DEATH! (92BuickLeSabre, in Photo Phriday with the axe he stores in his trunk?)

The following people may or may not have been murderers, but we have reason to suspect that they were, at the very least, party to an untimely death. The suspects:

  • 1680: La Voisin: J’accuse! La Voisin was a sorceress, a witch, a potion master, and a fortune teller who talked her way into high French society to become one of the Prominent French People who are considered The Most Important People in the World and how does she thank them? How does she thank them? By (allegedly) poisoning the king’s sister-in-law, the Duchess d’Orleans! J’accuse Voisin!
  • J’accuse! Her partner wasn’t even her husband, it was her lover, magician and practitioner of black arts, Lesage! J’accuse Voisin! Whore!
  • Thank god the French did, at the risk of editorializing, the right thing for once. Voisin was convicted of witchcraft and burned at the stake for all to see.
  • The Duchess actually died of gastroenteritis. La Voisin was probably innocent of any wrongdoing.

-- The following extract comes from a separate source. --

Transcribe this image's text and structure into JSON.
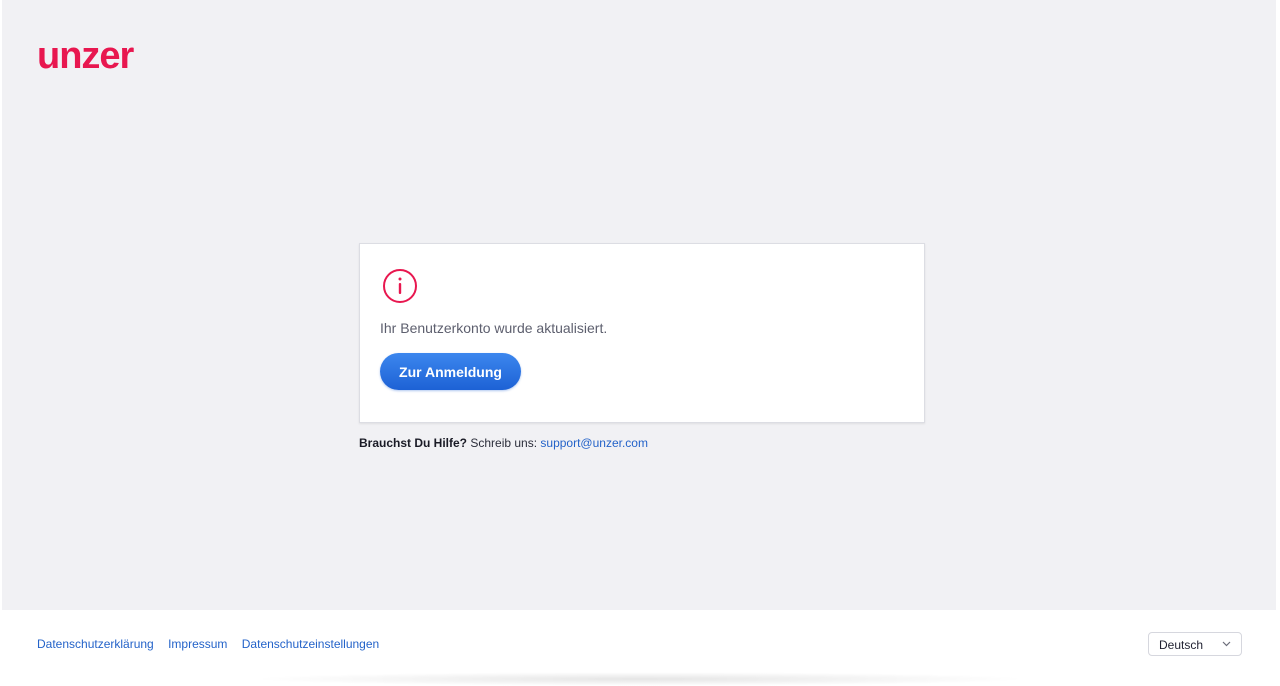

  • 1987: Andrew Warhola: Prominent ad-man and homosexual, Andrew Warhola, better known by his stage name “Andy Warhol” was a murderer. His victim? Art. Oh, yeah, Edie Sedgwick, too. This ‘artist’ claimed that everyone in the future would get ‘fifteen minutes of fame’ but have we gotten that yet? No! (oh, wait, we’ve been in print and on television). WHATEVER ANDY. YOU SUCK. We actually love Andy because he’s kind of amazing, but, seriously, the man killed art* by making it ‘cool’ and ‘marketable’ kind of like that blue duck in that short-lived, but amazing (is there anything short-lived that isn’t amazing) animated version of the comic strip Dilbert.
  • Andy was also responsible for making a lot of people’s careers and dreams come true, notably The Velvet Underground, but everyone did drugs and had a lot of sex and so there was a decent amount of overdoses (Hi Edie!). Andy didn’t do a lot with all the sex since he didn’t like to be touched. Who doesn’t like to be touched? That’s, at the risk of editorializing, some major fucked up shit.  He painted soup cans and had other people silkscreen images of Marilyn Monroe. Naturally, we shun any post ’68 work. Here he is eating a hamburger in has later years. Naturally, we shun this.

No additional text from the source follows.